Similarly to the UK, the construction manager as known in the USA is employed to provide advice and coordinate the construction phase. There are two methods of management used from here. The Project manager could be paid a fee for his services and also be paid for employing the specialist contractors whom he has to pay, this method is known as management contracting. The other option is that the client employs the specialists and pays them direct and the construction manager gets paid for managing the project, this is called construction management. In theory it makes no difference to the workload of the construction manager as either way it is his responsibility to ensure that the specialists know what they are required to do. Although an onerous task, it is not any more complex than a large project in the UK. This is due to the fact that the specialist contractors are in theory more than just contractors, they are designers installing their own specialist products and in turn are responsible for their own work under supervision of the construction manager. Although in the UK the project manager is responsible for the key decisions in the project, in the USA the construction manager delegates these decisions where appropriate to the specialist contractors. The USA is highly driven on completing projects on time and specialists will not hesitate to bring in hired work if necessary which provides an additional requirement for the construction manager to be flexible and coordinate the project contributors.
In the USA there is little pre-construction input from a project management point of view and the main role and responsibility is to make sure everyone is one hundred percent sure of what they are to be doing and when it is to be completed. It would appear that the USA get the best out of their specialists with the fierce competition and by the way in which they approach a project and are managed.

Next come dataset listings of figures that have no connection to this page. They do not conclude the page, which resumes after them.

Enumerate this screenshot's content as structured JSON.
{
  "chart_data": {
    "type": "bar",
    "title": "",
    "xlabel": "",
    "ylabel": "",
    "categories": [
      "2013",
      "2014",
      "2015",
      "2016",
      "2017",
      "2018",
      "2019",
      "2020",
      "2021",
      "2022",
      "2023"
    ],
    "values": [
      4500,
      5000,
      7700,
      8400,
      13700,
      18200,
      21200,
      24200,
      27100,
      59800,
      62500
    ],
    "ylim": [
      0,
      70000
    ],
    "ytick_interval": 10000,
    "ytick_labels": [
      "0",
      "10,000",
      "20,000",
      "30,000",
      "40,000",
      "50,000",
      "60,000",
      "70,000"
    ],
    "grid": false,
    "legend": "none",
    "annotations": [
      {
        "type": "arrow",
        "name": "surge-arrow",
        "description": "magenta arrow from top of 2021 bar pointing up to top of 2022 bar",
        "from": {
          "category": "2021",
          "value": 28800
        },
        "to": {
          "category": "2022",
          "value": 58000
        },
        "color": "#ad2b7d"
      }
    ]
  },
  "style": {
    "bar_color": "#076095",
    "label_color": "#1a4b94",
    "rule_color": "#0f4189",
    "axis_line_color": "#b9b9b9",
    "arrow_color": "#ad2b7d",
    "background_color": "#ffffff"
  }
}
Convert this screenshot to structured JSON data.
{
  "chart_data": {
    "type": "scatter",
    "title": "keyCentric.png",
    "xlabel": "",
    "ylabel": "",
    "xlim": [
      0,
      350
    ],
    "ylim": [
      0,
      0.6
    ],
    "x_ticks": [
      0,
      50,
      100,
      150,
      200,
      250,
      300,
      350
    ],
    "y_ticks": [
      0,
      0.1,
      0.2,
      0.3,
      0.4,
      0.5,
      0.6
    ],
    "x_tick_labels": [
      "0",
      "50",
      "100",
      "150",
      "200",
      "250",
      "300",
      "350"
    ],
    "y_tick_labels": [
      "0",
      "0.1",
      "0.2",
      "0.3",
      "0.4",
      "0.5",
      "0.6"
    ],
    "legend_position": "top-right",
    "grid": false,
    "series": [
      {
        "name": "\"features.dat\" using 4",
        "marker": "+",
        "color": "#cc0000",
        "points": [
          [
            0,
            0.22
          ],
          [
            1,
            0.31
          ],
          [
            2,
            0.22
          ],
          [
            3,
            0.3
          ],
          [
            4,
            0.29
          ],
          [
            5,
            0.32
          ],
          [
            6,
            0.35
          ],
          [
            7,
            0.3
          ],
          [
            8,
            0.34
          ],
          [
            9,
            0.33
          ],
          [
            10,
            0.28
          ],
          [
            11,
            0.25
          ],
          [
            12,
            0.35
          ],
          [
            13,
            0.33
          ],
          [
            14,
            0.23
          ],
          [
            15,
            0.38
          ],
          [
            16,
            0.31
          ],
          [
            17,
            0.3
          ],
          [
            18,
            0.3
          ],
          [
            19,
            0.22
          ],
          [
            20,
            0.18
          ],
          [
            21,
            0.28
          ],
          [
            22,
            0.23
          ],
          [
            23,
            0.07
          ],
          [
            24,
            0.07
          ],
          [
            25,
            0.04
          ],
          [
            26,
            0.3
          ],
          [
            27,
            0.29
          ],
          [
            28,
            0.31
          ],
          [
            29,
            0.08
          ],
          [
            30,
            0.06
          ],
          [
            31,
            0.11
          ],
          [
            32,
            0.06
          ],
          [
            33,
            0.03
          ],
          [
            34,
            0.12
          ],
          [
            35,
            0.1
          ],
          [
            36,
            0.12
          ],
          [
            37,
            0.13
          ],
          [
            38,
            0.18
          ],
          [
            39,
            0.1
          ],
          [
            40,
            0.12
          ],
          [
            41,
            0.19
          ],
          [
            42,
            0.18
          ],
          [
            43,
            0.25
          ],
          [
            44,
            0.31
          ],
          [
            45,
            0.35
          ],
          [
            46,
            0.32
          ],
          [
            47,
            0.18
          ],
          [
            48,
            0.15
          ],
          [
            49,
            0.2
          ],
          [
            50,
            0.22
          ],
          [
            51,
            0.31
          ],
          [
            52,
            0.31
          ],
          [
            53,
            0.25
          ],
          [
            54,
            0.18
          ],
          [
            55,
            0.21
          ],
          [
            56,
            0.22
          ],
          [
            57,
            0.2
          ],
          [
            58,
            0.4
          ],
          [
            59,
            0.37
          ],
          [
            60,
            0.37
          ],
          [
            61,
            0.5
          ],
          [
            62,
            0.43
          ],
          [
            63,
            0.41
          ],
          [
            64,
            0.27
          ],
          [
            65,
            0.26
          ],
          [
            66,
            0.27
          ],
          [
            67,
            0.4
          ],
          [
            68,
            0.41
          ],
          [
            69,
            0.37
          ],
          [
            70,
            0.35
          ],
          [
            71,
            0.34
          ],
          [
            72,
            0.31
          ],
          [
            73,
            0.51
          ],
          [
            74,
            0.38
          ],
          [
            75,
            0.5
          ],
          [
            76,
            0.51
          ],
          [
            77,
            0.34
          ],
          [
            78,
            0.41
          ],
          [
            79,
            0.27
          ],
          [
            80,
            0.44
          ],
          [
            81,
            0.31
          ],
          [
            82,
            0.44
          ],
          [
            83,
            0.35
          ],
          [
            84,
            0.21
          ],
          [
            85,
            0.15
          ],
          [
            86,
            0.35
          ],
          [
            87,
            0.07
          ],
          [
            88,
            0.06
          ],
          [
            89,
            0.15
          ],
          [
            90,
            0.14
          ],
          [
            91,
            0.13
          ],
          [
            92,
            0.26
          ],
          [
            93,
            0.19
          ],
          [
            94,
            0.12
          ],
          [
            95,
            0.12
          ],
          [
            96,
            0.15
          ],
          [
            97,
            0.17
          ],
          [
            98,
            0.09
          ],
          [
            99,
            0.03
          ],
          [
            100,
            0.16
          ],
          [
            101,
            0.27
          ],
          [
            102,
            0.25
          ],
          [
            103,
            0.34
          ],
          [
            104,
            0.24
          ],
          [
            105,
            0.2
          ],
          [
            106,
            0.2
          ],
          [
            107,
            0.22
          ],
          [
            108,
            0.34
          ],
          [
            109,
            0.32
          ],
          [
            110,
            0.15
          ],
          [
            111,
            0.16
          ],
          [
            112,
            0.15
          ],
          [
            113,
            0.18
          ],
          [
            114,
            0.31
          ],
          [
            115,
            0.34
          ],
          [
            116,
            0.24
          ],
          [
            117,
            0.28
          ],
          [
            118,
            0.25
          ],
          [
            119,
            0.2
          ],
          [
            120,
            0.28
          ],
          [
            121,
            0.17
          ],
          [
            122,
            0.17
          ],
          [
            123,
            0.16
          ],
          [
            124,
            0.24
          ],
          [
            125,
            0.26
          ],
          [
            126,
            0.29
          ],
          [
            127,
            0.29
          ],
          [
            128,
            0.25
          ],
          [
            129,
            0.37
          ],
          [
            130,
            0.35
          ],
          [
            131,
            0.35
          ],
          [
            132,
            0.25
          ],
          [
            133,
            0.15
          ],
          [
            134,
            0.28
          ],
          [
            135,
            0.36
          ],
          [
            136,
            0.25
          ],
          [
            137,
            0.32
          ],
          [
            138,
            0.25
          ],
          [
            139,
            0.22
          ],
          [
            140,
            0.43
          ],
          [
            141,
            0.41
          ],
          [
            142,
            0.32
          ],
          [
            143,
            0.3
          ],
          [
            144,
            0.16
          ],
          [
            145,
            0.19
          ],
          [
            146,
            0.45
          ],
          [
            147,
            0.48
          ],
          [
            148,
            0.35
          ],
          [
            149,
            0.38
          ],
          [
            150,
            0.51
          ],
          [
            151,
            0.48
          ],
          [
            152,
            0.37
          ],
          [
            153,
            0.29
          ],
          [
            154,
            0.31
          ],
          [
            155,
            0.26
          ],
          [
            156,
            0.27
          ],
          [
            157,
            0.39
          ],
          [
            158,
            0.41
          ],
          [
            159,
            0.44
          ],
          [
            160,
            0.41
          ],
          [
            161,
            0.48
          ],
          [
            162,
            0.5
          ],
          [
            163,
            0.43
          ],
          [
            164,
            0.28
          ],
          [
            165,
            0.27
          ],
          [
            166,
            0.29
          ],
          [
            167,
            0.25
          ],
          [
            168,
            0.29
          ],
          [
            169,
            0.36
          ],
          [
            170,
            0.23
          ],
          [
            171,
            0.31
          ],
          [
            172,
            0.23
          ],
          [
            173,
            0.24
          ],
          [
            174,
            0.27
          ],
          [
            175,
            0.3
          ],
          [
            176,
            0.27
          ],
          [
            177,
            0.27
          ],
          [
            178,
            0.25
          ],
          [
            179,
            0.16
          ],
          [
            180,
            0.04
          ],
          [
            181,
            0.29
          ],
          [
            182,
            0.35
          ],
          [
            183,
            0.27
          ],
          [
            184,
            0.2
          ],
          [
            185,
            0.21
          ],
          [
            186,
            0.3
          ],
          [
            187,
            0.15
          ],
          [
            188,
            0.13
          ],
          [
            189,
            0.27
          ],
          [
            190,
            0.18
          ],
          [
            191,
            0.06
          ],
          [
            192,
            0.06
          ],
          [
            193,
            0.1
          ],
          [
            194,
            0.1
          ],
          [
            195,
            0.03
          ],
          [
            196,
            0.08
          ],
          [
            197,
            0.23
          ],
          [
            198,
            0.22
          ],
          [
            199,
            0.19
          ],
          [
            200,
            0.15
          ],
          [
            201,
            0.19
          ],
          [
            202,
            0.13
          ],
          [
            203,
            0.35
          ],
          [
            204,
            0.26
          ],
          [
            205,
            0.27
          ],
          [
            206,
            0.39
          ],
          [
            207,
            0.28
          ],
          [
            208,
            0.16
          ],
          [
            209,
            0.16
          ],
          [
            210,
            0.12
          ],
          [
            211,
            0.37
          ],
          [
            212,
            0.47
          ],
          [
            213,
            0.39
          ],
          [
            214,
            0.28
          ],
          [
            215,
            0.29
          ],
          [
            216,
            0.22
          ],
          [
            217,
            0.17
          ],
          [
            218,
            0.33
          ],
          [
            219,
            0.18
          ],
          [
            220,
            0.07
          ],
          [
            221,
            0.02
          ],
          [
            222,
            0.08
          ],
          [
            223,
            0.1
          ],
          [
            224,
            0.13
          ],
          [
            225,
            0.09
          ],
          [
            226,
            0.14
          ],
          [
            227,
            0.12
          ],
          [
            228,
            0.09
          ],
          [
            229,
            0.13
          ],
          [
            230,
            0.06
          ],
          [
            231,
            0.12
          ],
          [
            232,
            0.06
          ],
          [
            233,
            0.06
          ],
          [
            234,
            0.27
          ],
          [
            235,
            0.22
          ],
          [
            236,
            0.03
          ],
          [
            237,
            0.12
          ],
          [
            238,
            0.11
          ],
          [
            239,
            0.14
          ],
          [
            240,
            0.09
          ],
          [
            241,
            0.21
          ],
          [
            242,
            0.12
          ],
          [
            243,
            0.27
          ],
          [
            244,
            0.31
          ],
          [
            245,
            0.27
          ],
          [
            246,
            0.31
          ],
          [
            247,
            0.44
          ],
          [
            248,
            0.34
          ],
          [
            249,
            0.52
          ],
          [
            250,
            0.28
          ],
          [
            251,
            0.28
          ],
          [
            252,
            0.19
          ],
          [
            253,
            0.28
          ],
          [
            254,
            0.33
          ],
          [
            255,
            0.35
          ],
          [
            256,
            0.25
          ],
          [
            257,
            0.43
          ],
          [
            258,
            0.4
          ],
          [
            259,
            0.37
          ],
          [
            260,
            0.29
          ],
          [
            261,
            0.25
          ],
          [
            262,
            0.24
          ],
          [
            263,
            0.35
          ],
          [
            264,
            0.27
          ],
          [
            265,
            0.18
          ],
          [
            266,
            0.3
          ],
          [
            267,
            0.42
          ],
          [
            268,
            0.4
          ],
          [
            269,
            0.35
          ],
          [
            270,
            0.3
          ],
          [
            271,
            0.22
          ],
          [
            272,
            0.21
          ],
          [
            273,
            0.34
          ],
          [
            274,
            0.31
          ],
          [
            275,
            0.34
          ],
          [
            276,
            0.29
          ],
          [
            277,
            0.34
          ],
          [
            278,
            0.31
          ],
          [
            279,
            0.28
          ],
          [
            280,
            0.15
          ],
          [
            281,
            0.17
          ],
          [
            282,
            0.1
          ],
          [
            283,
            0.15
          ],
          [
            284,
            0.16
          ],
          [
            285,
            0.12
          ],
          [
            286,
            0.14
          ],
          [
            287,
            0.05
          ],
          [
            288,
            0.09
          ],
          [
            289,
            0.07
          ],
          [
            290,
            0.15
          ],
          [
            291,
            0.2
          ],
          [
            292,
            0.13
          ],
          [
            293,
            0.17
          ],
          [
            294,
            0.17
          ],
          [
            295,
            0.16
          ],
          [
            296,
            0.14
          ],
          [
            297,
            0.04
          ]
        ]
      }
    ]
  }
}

Having researched project management generally, it is evident in my opinion that there is a great benefit in having a project manager on board in a construction project. However having also researched in more detail the ins and outs of project management in the USA & Japan, and comparing it to practice in the UK, it is evident that the differing construction processes in each country dramatically affect the role and responsibilities of the project manager. The benefits of a project manager are endless and in my opinion, the whole scope of the project managers work is all a benefit to both the client and the contractor even though he is solely representing the client. The project manager is the middle man between the client and the rest of the project contributors. It is a benefit to the client as complex decisions are required when managing a construction site and knowing the lingo is extremely important. Unfortunately it would seem that in the UK the clients are not overly experienced with construction therefore its vital that they employ someone who can translate the terms into English and explain the pros and cons, for example, pros and cons of different options available. This role may be possible to be fulfilled by an architect however the main difference between an architect and a project manager is the project manager spends most of his time on construction sites and has greater experience in project programming, cost implications and construction techniques. The project manager is a benefit to the contractor as with his expertise, solutions to construction issues can be discussed and his advice may be beneficial for speed, cost or even just general ideas.
Ultimately it is evident that custom and practice in different countries does affect the role and responsibilities of the project manager. It is crucial for a inexperienced client to have a professional such as a project manager from the beginning of the project if the client wants the project to be finished to his desired quality, on time and on budget.